Robin Mitchell, director of operations at Crocus Co-operative, a Saskatoon non-profit organization that works with and employs people suffering from mental illness, said that feeling of isolation is the bigger issue.
“The isolated individual who doesn’t have a support system is being left behind, absolutely,” Mitchell told Global News.
He said the SAID program provides basic levels of income for housing and food and that any additional costs could mean more strain on a recipient’s finances and, possibly, their mental health.
“An added expenditure for hand sanitizer, for disposable masks is just something that I think for some people, they say… I can’t afford this.”
“We worry about the mental health of everybody… feeling that they can’t afford or don’t know how to find a mask. That just adds to the anguish and unsettledness that a lot of people are feeling right now.”

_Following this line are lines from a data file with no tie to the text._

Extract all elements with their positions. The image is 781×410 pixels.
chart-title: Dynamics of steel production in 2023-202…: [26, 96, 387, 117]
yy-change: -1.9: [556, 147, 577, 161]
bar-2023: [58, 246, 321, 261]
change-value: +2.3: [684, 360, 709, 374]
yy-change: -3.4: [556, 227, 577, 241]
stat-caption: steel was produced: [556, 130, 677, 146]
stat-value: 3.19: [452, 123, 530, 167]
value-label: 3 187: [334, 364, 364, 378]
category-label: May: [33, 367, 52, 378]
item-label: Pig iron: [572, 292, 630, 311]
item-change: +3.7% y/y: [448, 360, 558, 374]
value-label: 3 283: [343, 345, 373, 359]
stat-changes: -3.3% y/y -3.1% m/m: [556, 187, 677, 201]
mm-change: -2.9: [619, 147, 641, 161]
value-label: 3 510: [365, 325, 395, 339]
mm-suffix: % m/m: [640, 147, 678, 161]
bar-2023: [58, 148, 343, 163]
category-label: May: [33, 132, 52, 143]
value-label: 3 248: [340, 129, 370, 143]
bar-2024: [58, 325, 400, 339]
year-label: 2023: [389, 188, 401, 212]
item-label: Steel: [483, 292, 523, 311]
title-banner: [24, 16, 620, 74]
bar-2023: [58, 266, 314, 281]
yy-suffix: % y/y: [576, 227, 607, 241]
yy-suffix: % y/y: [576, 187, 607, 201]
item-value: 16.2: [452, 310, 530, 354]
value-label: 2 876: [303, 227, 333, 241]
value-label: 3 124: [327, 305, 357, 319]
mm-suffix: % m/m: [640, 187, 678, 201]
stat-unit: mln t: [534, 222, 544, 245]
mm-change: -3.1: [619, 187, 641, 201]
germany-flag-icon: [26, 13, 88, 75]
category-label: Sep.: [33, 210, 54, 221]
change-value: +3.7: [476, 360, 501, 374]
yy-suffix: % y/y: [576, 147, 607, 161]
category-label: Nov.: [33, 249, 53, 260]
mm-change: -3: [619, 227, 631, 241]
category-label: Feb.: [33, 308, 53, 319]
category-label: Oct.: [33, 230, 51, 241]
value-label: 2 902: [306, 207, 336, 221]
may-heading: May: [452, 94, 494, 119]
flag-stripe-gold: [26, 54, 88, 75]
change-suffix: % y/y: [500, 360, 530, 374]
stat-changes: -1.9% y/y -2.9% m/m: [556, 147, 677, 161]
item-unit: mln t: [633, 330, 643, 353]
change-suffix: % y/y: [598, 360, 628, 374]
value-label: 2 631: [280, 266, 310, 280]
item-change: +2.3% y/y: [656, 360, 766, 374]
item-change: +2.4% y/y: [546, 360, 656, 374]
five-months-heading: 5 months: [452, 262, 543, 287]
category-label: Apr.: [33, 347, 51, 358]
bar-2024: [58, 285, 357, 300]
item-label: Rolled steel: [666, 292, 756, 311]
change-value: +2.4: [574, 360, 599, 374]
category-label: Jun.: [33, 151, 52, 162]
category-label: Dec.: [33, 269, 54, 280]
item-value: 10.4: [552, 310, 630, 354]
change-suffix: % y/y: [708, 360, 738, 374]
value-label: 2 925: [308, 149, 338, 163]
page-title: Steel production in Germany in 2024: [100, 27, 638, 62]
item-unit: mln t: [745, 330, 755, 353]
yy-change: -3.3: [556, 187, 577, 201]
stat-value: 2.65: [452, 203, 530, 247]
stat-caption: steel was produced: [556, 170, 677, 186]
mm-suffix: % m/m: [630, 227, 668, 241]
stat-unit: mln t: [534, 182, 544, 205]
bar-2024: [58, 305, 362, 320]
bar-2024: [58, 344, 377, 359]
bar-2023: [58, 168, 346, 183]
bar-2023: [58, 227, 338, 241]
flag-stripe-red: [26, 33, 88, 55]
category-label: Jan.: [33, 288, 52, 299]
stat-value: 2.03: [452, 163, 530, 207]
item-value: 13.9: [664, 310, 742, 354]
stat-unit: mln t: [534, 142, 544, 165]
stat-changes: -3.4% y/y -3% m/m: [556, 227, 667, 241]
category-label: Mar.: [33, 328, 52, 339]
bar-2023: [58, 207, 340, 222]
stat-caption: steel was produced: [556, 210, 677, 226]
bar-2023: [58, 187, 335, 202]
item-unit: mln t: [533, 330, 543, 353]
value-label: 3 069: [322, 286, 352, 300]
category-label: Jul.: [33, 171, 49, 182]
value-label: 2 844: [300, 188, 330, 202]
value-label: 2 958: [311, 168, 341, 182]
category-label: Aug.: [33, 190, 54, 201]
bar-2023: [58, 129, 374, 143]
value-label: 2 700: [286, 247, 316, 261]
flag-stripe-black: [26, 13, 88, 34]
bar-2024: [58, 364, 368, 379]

He stressed that he believes it can be easy to get a mask. He said about 10 per cent of Crocus’ clients are homeless and they’ve told him they can get one from agencies around the city. He also said he’s seen some clients with reusable cloth masks.
But he said he believed many people are wearing disposable masks longer than they should because they don’t have access to a sustainable supply, which would be especially hard for someone who is isolated.
“My sense is that people are wearing masks a lot longer than they should because they don’t have a lot of masks,” he said.
Ellen McGuire, the director of income assistance delivery with the Ministry of Social Services, said in a statement income assistance staff are available to help.
“Clients are asked to connect with their workers to ensure they are fully accessing all of the income supports available to meet their basic needs. They can also receive support in developing longer-term plans, help with household budgeting and money management if they need, as well,” she said via email.
She also mentioned a one-time benefit the government gave to income assistance clients earlier in the year “in recognition of additional costs around COVID-19.”
That benefit, announced in June, was $50.